Chicago Journal of International Law


Once upon a time in Minnesota, a student approached a neophyte foreign and international law librarian, and asked for legal resources on the rights of gays in the military in Europe. After much searching, the librarian found hardly any publications written on the topic in any language. That challenging (yet wondrous) quest for resources taught the librarian a very important lesson. When little is published on an area of law, it is very difficult to research that area. And if you do find literature to fill such a gap, make a note of it. And then tell the world! I was that young librarian, and this article is my attempt to tell the world about some of the gaps in the foreign and international law literature that I have observed throughout the years. These observations are derived not only from reference questions, but also from my review of research tools, publishers' catalogs, bibliographies, footnote references, and other materials that have crossed my desk. While I have scanned the literature in selecting materials to build foreign, comparative, and international law collections at two institutions (Minnesota and Chicago), I have done no systematic search.
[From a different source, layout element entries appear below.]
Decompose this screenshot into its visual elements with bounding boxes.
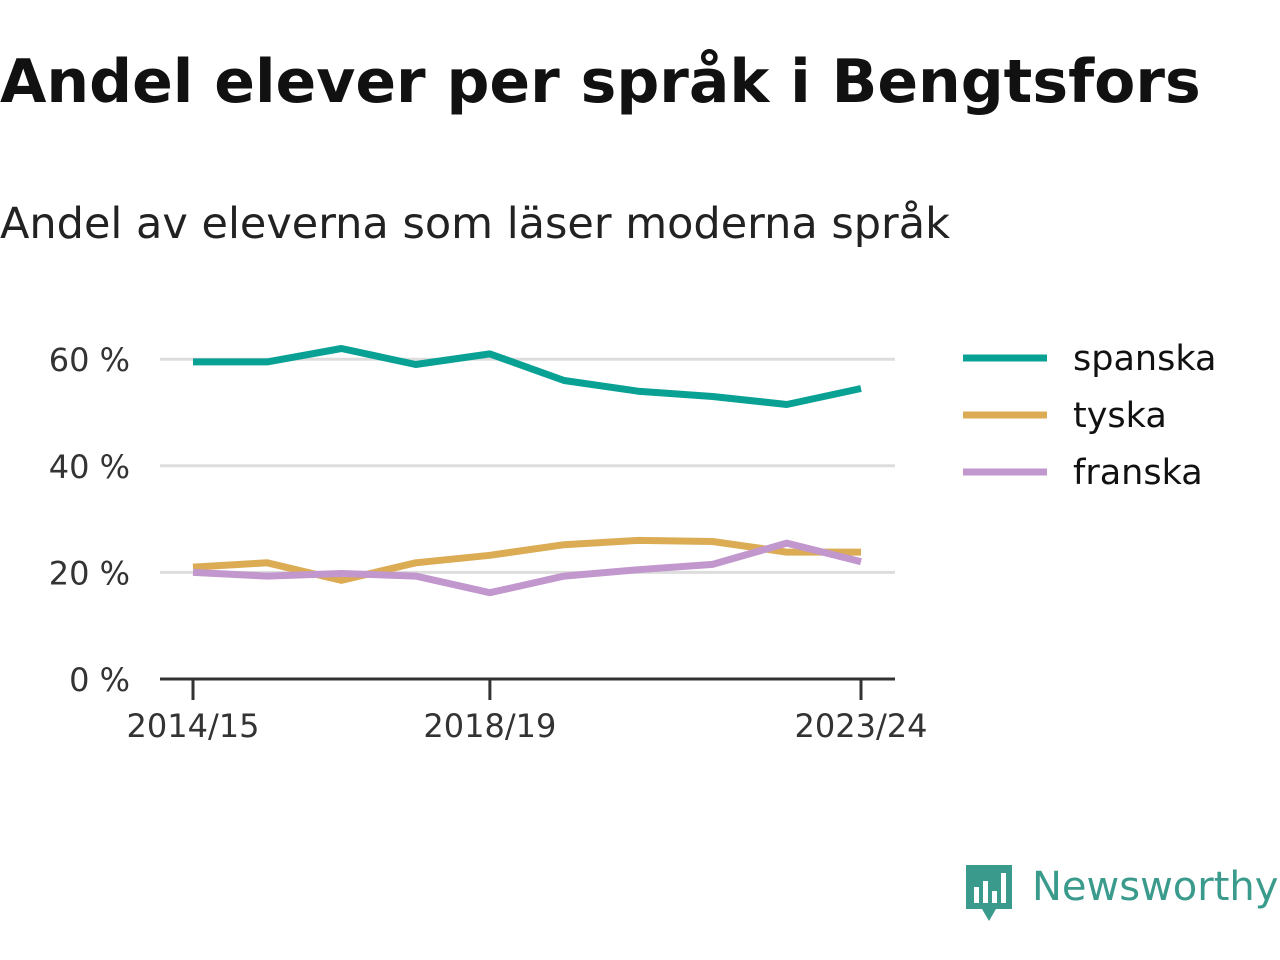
legend: spanska tyska franska [963,339,1216,493]
x-tick-label: 2014/15 [127,707,260,745]
brand-name: Newsworthy [1032,864,1279,910]
y-tick-label: 60 % [49,341,130,379]
brand-logo: Newsworthy [964,862,1278,926]
x-tick-label: 2023/24 [795,707,928,745]
y-tick-label: 20 % [49,554,130,592]
legend-label-tyska: tyska [1073,396,1167,436]
x-axis: 2014/15 2018/19 2023/24 [127,677,928,745]
x-tick-label: 2018/19 [423,707,556,745]
newsworthy-logo-icon [966,865,1012,921]
legend-label-spanska: spanska [1073,339,1216,379]
chart-title: Andel elever per språk i Bengtsfors [0,47,1201,117]
series-lines [192,345,862,597]
y-axis: 0 % 20 % 40 % 60 % [49,341,130,699]
series-line-spanska [193,345,862,408]
y-tick-label: 0 % [69,661,130,699]
chart-subtitle: Andel av eleverna som läser moderna språ… [0,199,950,249]
legend-label-franska: franska [1073,453,1203,493]
series-line-franska [192,539,862,597]
y-tick-label: 40 % [49,448,130,486]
Still, I think those who read the literature on a regular basis would confirm most of my impressions. Part II of this article addresses the problem of finding translations of primary legal sources. Part III details the gaps in, and inadequacies of, international legal research resources. And in Part IV, I bemoan the dearth of literature on certain topics and the under-representation of particular viewpoints in the scholarship on foreign, comparative, and international law.